En 1877, Thomas Alva Edison inventó el cilindro del fonógrafo y transformó totalmente la experiencia de la música, al permitir la grabación de un interpretación que, desde entonces, podemos reproducir cuando nos plazca. El fonógrafo permitió el nacimiento de lo que hoy conocemos como la industria musical, se catapultó hasta los cielos con los inicios de la cultura de masas, primero con la radio y la televisión y luego con el streaming. Y hemos visto desde las grandes bandas, pasando por el Rat Pack, Elvis, Los Beatles, la Fania, Shakira hasta Bad Bunny y todos las estrellas imaginables.
Ninguna de las artes canónicas Bellas Artes ni las nuevas bellas artes, quizá, con excepción de la literatura en el siglo XIX, tuvo el impulso y el alcance que ha tenido la música.

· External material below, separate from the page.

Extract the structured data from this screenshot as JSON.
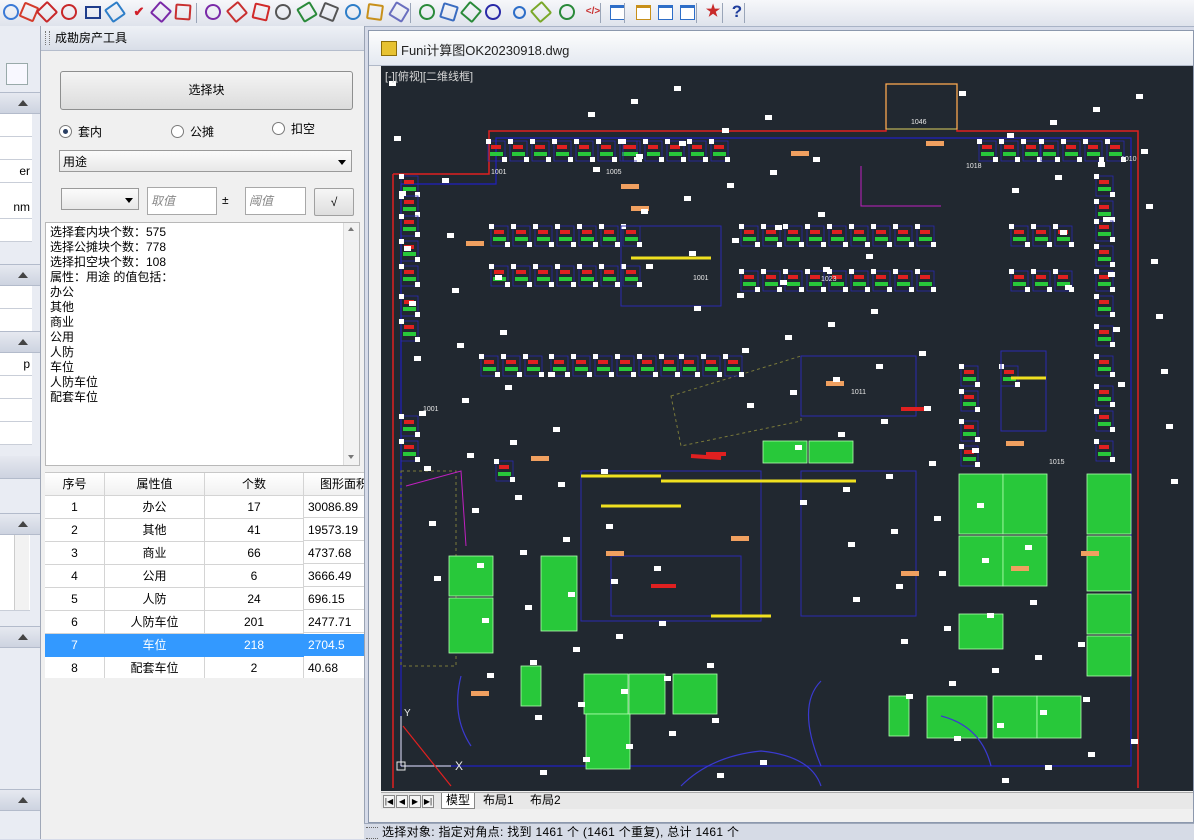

Sin embargo, antes y después del fonógrafo, los alcances de la música van más allá de lo que produjo el fonógrafo.
Antes y después de esa revolución industrial, la música es, sí un reflejo de su tiempo, y a la vez una de las maneras en que las colectividades han producido su propia pertenencia, identidad, tradición y patrimonio.
Por el contrario, con la masificación de la experiencia de la música se ha perdido ese carácter sagrado del canto y la palabra, que se reconocía en el in cuicatl in xóchitl, en el carácter chamánico de la fiesta y en el carácter patrimonial- histórico de la cosmogonía de los pueblos, como hizo Homero y sus hexametros dactílicos en la Grecia antigua, como aún hacen los griots en la África occidental o como se reconoce a los maestros del violín y los metales en las bandas oaxaqueñas. Sobre todo de aquella que excluye en sí misma, el baile, el canto y la interacción social.
Ahora, ello no implica que haya ganado otras cosas, como la introspección y la catársis. En cualquier caso, como señala el sociólogo Darío Blanco en su libro La cumbia como matriz sonora de Latinoamérica: la música no representa identidad, la música es y hace identidad.